Cultural secession is a valid concept and we need to start practicing it.

roho said...

al benson jr.............As a Baby Boomer, I did not notice much of a change in thinking processes growing up. For the most part, I listened and admired the sayings of as much as three generations before me. (I even remember when the word "D" was substituted for the word "Divorce" in front of non adults.)

As I watch and listen to newer generations all of the way up to "millineals", I can see the effects of the public school system on their thinking. Most are simply not concerned with Southern Culture, and actually reserve some form of guilt as a result of their teaching and programming..........................It may be better with those educated in the church schools, but most that I see in the masses perceive all older generations as rednecks from the past that followed a failed belief system?.....................Hope i'm wrong.

Weaver said...

Al Benson,

It's much easier to do something if friends and neighbors are already doing it.

So, a homeschooling movement should benefit from others doing the same, suggesting a "critical mass" is reached at some point.

Roho,

my cousin watched a recent Lincoln movie. He told me he assumed it was all historical fact. So, the only way I could then refute the dang movie would be to watch it myself, write a report. I just don't have time. Millennials seem to trust their teachers, trust in society. One of the defining traits of a millennial I'd say is that deep trust.

I guess it's similar to how children trust their parents... I grew up hated for being a Southerner, so it was easy for me to rebel. And public schools showed me the differences between blacks and whites.

My only shame is that we lost the war. I wish we'd lost the moral victory but won the actual war.

It is shocking how little knowledge is passed down from one generation to the next. We find mainstream academia to be absurd, but the next generation trusts it, learns from it.

If you're a teenager or young adult, your primary goal is to reproduce, to make friends, to fit into society, and also to find a career path. You're vulnerable.

And American children are raised in this manipulative swamp, no defences, no allies. They're all alone with no one to help them. Largely abandoned. Anglo parents seem to believe in allowing their children to "find their own way", which just means allowing others to raise their children. So individualistic, Enlightened, universal, secular Anglo children are just manipulated and ruined. And we say Amen to it.

louisianais said...

Count the Southeast Baton Rouge School District as part of this trend and do not believe the lie that the incorporation of the new city of St. George is a secession from the city of Baton Rouge. The new city is in an unincorporated part of the parish (county).

Al Benson Jr. said...

It is easier to do some things if lots of other folks feel the same way.

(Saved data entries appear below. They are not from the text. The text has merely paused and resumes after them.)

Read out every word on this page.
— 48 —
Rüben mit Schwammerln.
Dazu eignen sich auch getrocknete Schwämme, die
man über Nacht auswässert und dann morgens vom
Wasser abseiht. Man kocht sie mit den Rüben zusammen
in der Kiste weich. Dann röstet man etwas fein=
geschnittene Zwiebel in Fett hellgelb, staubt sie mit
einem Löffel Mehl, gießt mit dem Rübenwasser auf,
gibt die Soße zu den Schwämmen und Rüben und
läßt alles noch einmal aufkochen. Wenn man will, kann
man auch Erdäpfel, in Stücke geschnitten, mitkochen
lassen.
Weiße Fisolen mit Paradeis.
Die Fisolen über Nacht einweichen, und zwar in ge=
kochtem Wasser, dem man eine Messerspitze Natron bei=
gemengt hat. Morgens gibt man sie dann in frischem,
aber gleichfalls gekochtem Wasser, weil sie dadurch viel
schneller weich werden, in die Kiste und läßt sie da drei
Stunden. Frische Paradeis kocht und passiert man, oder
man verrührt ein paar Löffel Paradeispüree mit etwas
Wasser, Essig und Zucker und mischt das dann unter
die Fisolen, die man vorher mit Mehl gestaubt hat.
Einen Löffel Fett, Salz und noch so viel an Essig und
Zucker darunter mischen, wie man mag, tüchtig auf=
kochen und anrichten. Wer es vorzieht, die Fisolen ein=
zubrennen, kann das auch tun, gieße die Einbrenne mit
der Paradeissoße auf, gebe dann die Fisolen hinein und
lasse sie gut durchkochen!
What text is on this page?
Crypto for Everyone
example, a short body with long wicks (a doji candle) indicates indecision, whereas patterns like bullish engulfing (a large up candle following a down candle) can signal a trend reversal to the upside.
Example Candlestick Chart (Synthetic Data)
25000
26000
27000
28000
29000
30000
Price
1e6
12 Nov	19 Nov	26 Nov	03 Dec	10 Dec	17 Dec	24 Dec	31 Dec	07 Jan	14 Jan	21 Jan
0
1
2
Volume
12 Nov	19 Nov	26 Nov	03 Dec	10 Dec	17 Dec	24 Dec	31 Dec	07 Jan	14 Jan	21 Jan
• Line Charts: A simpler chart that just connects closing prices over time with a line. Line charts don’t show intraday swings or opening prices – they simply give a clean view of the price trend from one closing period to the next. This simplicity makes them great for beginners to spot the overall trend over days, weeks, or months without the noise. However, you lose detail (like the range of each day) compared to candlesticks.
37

However, sometimes you have to do some things regardless of how others feel and even if most others will disagree with you. When we decided we had to home school our kids the vast majority of folks in the church we attended at the time, from the minister on down, disagreed with us. They even sent the minister out to talk us into putting the kids in public school. Thanks be to God, none of it worked and we home schooled the kids anyway. After living in West Virginia for part of the textbook protest there in the mid-1970s and seeing how the bureaucracy in public education operated, no way under Heaven were our kids going to be part of that, and they never were.

Sometimes you just have to do what you have to do no matter who doesn't like it.